Lique Coolen [a neuroscientist at the University of Michigan]looked at animal models and found damage in the prefrontal cortex resulted in rats compulsively seeking sex. Male rats that have this damage can't help themselves. With one gene variant, DRD4, it seems there is more novelty seeking, but that doesn't mean it has to express itself with hypersexuality. The person can be an adrenalin sports junkie or get thrills from winning eBay auctions.

Some think it's all about self-discipline but it's becoming clear there is more to the story. Kristie, a woman I spoke with, identified as both a love and a sex addict. There's an intrigue and she can't get enough of it. Wolfram Schultz, a neuroscientist at the University of Cambridge who studies reward and risk processing, said our brain system's set up so that anything can become addictive.

Why does "love addiction" come with some partners and not others?

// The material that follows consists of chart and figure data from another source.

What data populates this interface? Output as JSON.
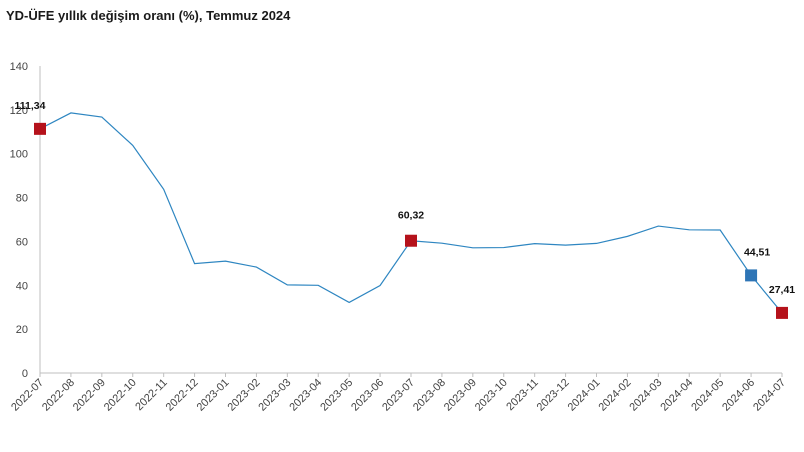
{
  "chart_data": {
    "type": "line",
    "title": "YD-ÜFE yıllık değişim oranı (%), Temmuz 2024",
    "categories": [
      "2022-07",
      "2022-08",
      "2022-09",
      "2022-10",
      "2022-11",
      "2022-12",
      "2023-01",
      "2023-02",
      "2023-03",
      "2023-04",
      "2023-05",
      "2023-06",
      "2023-07",
      "2023-08",
      "2023-09",
      "2023-10",
      "2023-11",
      "2023-12",
      "2024-01",
      "2024-02",
      "2024-03",
      "2024-04",
      "2024-05",
      "2024-06",
      "2024-07"
    ],
    "series": [
      {
        "values": [
          111.34,
          118.6,
          116.7,
          103.8,
          83.8,
          49.9,
          51.0,
          48.3,
          40.2,
          40.0,
          32.2,
          39.9,
          60.32,
          59.2,
          57.1,
          57.2,
          59.0,
          58.3,
          59.1,
          62.3,
          67.0,
          65.3,
          65.2,
          44.51,
          27.41
        ]
      }
    ],
    "yticks": [
      0,
      20,
      40,
      60,
      80,
      100,
      120,
      140
    ],
    "ylim": [
      0,
      140
    ],
    "xlabel": "",
    "ylabel": "",
    "line_color": "#2e86c1",
    "grid": false,
    "legend": "none",
    "highlights": [
      {
        "index": 0,
        "label": "111,34",
        "color": "#b5121b"
      },
      {
        "index": 12,
        "label": "60,32",
        "color": "#b5121b"
      },
      {
        "index": 23,
        "label": "44,51",
        "color": "#2e75b6"
      },
      {
        "index": 24,
        "label": "27,41",
        "color": "#b5121b"
      }
    ]
  }
}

Why do some people affect us and make us absolutely nuts so that our family and friends are all saying, "Get yourself woman, you are nuts!" and then other people are as comfortable as a nice warm bath but they're not making you break ties with your family or risk losing your job because you're coming in late every morning. It has a lot to do with chemicals. Our bodies give off a lot of information that other people can unconsciously process. Maybe that person is an ideal genetic mate for offspring. That would certainly satisfy evolutionary scientists.

On the other end we have successful long-term couples: Those still passionately in love after decades showed activated dopamine-rich reward areas in their brains, scientists have found.

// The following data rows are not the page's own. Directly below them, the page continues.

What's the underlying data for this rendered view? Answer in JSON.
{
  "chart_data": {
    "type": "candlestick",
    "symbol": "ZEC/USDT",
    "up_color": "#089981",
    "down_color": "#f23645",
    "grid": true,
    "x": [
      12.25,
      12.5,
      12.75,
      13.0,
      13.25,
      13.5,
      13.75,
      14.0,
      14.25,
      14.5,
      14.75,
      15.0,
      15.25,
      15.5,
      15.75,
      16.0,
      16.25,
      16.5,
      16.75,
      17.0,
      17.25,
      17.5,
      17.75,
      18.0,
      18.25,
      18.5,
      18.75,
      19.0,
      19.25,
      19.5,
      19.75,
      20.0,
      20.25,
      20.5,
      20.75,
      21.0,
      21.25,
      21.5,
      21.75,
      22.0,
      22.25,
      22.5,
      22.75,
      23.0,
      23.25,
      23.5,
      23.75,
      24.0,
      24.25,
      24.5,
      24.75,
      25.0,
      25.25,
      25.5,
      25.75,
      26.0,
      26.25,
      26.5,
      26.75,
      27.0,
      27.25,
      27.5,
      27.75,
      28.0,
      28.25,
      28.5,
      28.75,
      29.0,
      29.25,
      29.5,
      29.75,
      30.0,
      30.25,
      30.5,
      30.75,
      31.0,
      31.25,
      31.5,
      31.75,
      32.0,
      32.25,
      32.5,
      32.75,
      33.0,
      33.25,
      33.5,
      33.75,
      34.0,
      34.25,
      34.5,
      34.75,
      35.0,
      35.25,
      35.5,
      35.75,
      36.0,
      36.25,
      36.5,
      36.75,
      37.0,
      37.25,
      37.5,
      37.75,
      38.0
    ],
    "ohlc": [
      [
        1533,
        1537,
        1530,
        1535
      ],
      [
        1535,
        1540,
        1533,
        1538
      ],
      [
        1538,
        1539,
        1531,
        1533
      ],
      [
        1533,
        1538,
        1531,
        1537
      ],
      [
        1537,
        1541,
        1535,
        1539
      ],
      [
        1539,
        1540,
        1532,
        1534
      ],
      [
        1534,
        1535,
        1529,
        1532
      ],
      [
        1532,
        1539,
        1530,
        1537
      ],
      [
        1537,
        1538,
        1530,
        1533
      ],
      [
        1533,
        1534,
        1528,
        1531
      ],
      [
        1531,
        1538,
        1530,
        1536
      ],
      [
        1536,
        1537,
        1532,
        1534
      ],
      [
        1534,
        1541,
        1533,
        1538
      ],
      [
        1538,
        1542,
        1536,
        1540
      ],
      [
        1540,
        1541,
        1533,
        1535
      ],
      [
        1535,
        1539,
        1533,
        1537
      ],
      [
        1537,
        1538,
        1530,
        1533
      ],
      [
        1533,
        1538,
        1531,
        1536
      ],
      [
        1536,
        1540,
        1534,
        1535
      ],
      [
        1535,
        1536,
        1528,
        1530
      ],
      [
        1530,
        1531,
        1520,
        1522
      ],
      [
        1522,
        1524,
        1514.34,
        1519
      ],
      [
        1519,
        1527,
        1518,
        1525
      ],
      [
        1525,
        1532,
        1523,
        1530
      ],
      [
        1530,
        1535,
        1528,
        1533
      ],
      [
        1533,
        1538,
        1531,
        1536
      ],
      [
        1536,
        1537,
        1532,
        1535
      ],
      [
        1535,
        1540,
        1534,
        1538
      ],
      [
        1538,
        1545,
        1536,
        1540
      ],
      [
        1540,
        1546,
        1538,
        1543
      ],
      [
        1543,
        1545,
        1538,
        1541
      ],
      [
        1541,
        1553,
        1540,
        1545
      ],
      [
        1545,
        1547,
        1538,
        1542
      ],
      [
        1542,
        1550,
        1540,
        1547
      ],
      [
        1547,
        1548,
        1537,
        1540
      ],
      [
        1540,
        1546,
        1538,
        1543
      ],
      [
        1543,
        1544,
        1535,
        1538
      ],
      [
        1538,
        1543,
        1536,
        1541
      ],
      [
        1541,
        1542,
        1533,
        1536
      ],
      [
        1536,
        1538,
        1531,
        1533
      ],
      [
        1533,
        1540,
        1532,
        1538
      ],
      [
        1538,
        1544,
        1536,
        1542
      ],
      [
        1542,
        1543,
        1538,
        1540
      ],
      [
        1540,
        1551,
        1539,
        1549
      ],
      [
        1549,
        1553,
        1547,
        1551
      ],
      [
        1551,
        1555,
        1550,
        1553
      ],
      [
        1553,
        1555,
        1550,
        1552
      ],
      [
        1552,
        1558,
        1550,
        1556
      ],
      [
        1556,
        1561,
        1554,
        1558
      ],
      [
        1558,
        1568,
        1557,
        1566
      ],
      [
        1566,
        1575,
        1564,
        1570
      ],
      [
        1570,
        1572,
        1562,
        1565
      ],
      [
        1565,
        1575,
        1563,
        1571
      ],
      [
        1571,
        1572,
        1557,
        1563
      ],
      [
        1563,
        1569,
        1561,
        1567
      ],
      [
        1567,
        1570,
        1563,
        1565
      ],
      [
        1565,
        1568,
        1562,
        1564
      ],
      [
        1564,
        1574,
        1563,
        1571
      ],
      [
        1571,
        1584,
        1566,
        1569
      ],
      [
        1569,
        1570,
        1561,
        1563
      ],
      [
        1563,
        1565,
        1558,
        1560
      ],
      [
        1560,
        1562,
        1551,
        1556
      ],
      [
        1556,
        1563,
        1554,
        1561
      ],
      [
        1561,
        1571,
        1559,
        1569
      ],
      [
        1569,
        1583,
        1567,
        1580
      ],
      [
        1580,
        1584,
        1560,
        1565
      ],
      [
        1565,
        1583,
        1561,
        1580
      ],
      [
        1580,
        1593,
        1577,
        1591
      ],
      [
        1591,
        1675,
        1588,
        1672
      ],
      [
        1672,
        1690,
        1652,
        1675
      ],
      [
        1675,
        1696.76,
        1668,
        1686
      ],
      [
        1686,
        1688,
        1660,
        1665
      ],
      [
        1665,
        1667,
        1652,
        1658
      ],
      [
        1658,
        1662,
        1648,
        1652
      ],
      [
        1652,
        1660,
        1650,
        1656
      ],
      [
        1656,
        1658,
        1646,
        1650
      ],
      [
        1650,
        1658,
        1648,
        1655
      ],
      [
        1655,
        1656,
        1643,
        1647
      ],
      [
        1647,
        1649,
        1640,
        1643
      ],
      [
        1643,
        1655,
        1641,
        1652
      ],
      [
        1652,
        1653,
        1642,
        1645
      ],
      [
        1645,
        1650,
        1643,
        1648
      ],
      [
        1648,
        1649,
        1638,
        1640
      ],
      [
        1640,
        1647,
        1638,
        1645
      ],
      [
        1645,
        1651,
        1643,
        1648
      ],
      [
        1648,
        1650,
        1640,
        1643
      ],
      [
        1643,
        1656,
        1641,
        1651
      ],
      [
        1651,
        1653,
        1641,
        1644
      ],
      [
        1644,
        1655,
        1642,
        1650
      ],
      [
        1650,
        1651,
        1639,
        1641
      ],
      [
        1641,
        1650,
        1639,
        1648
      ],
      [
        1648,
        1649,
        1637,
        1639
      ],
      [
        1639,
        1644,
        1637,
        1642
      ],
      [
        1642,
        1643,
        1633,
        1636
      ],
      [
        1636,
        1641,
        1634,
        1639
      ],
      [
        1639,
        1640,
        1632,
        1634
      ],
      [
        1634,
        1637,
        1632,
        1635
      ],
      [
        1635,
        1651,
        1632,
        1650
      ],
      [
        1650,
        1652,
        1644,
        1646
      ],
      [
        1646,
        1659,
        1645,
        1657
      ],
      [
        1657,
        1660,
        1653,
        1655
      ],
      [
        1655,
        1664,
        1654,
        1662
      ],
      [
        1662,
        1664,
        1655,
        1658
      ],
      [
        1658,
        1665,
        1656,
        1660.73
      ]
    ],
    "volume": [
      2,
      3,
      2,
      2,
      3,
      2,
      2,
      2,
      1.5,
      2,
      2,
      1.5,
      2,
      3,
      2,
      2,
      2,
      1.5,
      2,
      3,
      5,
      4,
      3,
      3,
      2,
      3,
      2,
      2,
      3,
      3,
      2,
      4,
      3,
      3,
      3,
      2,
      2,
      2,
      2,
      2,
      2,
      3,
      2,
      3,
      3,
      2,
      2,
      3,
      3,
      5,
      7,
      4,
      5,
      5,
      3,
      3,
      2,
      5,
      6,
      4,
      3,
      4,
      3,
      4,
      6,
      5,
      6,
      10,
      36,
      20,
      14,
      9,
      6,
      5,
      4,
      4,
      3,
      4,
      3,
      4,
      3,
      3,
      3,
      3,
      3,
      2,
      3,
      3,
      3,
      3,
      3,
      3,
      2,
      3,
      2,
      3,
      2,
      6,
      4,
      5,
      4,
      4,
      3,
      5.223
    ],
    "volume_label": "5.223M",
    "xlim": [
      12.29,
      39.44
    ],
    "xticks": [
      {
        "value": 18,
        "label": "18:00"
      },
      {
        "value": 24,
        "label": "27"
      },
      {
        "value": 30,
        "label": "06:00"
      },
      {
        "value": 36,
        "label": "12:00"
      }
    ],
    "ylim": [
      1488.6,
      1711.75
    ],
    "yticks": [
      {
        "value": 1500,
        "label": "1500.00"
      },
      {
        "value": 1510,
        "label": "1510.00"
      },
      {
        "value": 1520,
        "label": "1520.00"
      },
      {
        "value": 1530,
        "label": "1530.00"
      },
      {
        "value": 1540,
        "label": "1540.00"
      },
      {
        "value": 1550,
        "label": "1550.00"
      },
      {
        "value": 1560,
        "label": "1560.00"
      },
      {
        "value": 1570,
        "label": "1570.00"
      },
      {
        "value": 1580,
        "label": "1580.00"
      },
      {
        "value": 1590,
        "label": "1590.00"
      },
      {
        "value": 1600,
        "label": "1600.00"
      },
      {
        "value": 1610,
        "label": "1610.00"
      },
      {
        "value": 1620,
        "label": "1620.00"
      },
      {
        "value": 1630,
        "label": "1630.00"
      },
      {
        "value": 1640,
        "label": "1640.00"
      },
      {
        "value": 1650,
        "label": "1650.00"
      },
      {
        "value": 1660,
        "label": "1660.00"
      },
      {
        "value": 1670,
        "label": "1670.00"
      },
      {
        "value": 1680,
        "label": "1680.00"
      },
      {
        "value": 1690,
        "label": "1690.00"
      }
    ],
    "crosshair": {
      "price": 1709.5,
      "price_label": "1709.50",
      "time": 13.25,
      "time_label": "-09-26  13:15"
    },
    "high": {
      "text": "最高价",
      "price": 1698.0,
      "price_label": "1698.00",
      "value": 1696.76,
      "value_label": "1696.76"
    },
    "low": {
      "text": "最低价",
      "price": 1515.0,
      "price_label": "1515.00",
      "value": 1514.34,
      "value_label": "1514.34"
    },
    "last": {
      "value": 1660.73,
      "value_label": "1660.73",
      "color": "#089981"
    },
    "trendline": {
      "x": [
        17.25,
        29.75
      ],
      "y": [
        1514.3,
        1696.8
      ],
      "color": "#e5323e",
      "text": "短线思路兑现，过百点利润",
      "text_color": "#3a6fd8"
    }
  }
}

Charles Snowdon's study from the University of Wisconsin, Madison, involving cotton-top tamarins found that strong couples had higher levels of oxytocin, which corresponded with certain behaviours: men getting more sex and women getting more cuddling. I hate that it's a total stereotype and yet there's something very interesting in the idea that these couples gave partners what they needed. Neurobiology cements the idea that an active sex life is important to our relationships. In terms of maintaining a bond you have to have that dopamine release and sex is your fast track.

These sci-fi notions of controlling our urges with oxytocin sprays, pheromone potions and "love vaccines" are bunk given how nascent neurobiological studies are in this area, you write.

And yet people are clamouring for it – I know a lot of smart people who really believe that $90 pheromone cologne is doing something for them. Part of me says what's the harm, except that chemicals such as oxytocin and vasopressin are also important to blood-vessel dilation and maternal behaviours. We may actually influence how our bodies make these things. I wouldn't want to mess with that.

Ultimately, science still provides few answers about our lusty behaviours: It's a stew of biology, context and individuality. "The study of something like love is very complicated and cannot be reduced simply to the neuronal level," says Harvard Medical School neuroscientist Jill Goldstein.

At first it annoyed me: I wanted some actionable advice. The more I thought about it, the more I appreciated not knowing more. Good science asks as many questions as it answers. This scientific work challenges many notions you find in self-help books, which promote one-size-fits-all answers to relationships and suggest you can't be happy unless you follow those rules.

Are you with someone now?

I am not. I'm dating.

How does this stuff affect the way you look at your dates? Are they guinea pigs?

Right now I am much more likely to listen to what my gut is telling me about a person. In my 20s, I would have looked at someone and said, "But he's got such a great job and he's so good looking." Now even if he's great on paper, I listen to what my gut has to say.

This interview has been condensed and edited.